Communicating about the need for higher inflation is also complicated by many Americans viewing it as a bad thing. That’s what Fed officials heard during a nationwide listening tour last year as part of their strategy review: higher prices hurt low-income families unless matched by increased wages.
Work in Progress
In terms of tweaks to strategy, Fed Vice Chairman Richard Clarida said on Aug. 31 there are three things that need further work: How they talk about changes to their policy rate in the future, or forward guidance; how they talk about their balance sheet and bond buying; and how they refine their quarterly forecasts, a task he said would likely be done by the end of the year.
Minutes from the July meeting showed officials discussed tying their interest-rate guidance in the FOMC statement to reaching their goals for inflation, unemployment, or both, and possibly rephrasing their justification of asset purchases in terms of stimulating the economy rather than “to sustain smooth market functioning.” That’s the current explanation, and a change would probably extend the expected time frame for purchases.

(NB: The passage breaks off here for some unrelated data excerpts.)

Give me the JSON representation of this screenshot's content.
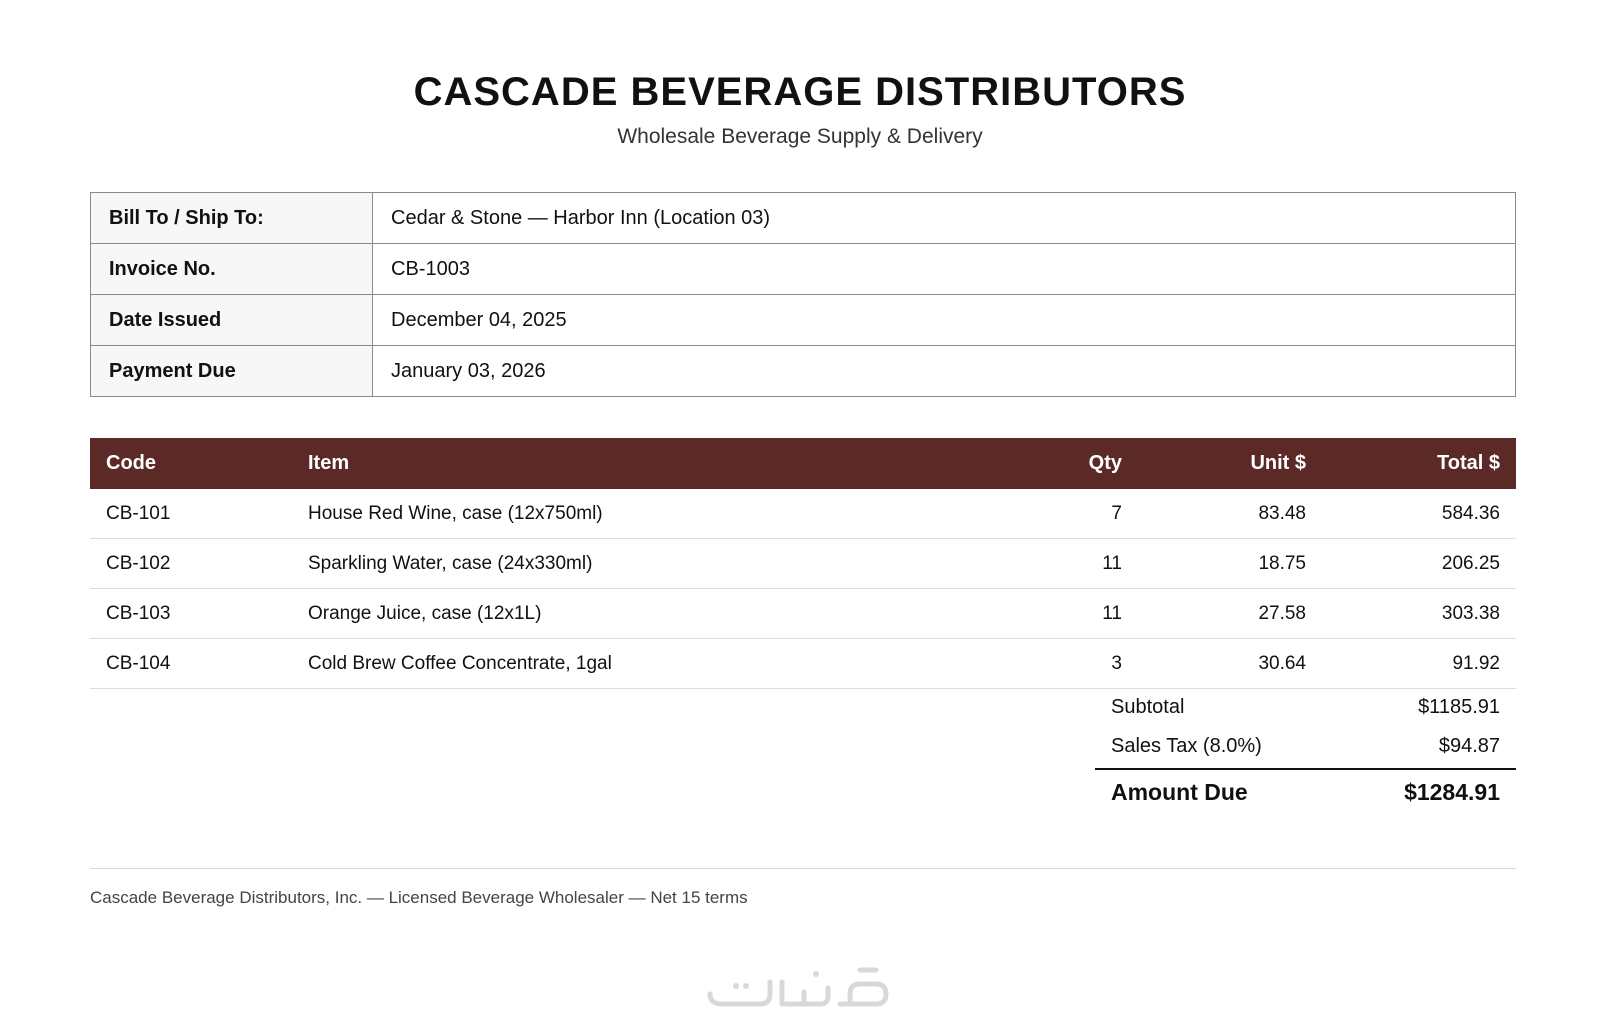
{
  "header": {
    "company_name": "CASCADE BEVERAGE DISTRIBUTORS",
    "tagline": "Wholesale Beverage Supply & Delivery"
  },
  "info": [
    {
      "label": "Bill To / Ship To:",
      "value": "Cedar & Stone — Harbor Inn (Location 03)"
    },
    {
      "label": "Invoice No.",
      "value": "CB-1003"
    },
    {
      "label": "Date Issued",
      "value": "December 04, 2025"
    },
    {
      "label": "Payment Due",
      "value": "January 03, 2026"
    }
  ],
  "items": {
    "headers": {
      "code": "Code",
      "item": "Item",
      "qty": "Qty",
      "unit": "Unit $",
      "total": "Total $"
    },
    "rows": [
      {
        "code": "CB-101",
        "item": "House Red Wine, case (12x750ml)",
        "qty": "7",
        "unit": "83.48",
        "total": "584.36"
      },
      {
        "code": "CB-102",
        "item": "Sparkling Water, case (24x330ml)",
        "qty": "11",
        "unit": "18.75",
        "total": "206.25"
      },
      {
        "code": "CB-103",
        "item": "Orange Juice, case (12x1L)",
        "qty": "11",
        "unit": "27.58",
        "total": "303.38"
      },
      {
        "code": "CB-104",
        "item": "Cold Brew Coffee Concentrate, 1gal",
        "qty": "3",
        "unit": "30.64",
        "total": "91.92"
      }
    ]
  },
  "totals": {
    "subtotal_label": "Subtotal",
    "subtotal_value": "$1185.91",
    "tax_label": "Sales Tax (8.0%)",
    "tax_value": "$94.87",
    "due_label": "Amount Due",
    "due_value": "$1284.91"
  },
  "footer": {
    "text": "Cascade Beverage Distributors, Inc. — Licensed Beverage Wholesaler — Net 15 terms"
  },
  "watermark": {
    "text": "خمسات"
  },
  "colors": {
    "header_row_bg": "#5b2a26",
    "label_bg": "#f7f7f7"
  }
}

But curiously, there seems to be no hurry. John Williams, the New York Fed president, said the central bank needs a reliable forecast before it changes its rate outlook.
A Bloomberg survey of economists conducted Sept. 4-10 showed most respondents expect the Fed to clarify its guidance in coming months by signaling that future rate hikes will be linked to reaching 2% inflation on average. But just 35% said they expected such new guidance would be unveiled this week.
Economists put a lot of weight on beliefs, or “credible commitments” by the central bank. Because this is a new commitment, it is going to be hard to just move those expectations with words alone, said William English, a former director of the Fed’s Division of Monetary Affairs.
“In terms of making this change credible and built into expectations of markets and the public, it’s going to take time,” said English, who is now a professor at the Yale School of Management. “It may take a couple business cycles before they have really credibly shown this is what they’re going to do. That’s going to be a project.”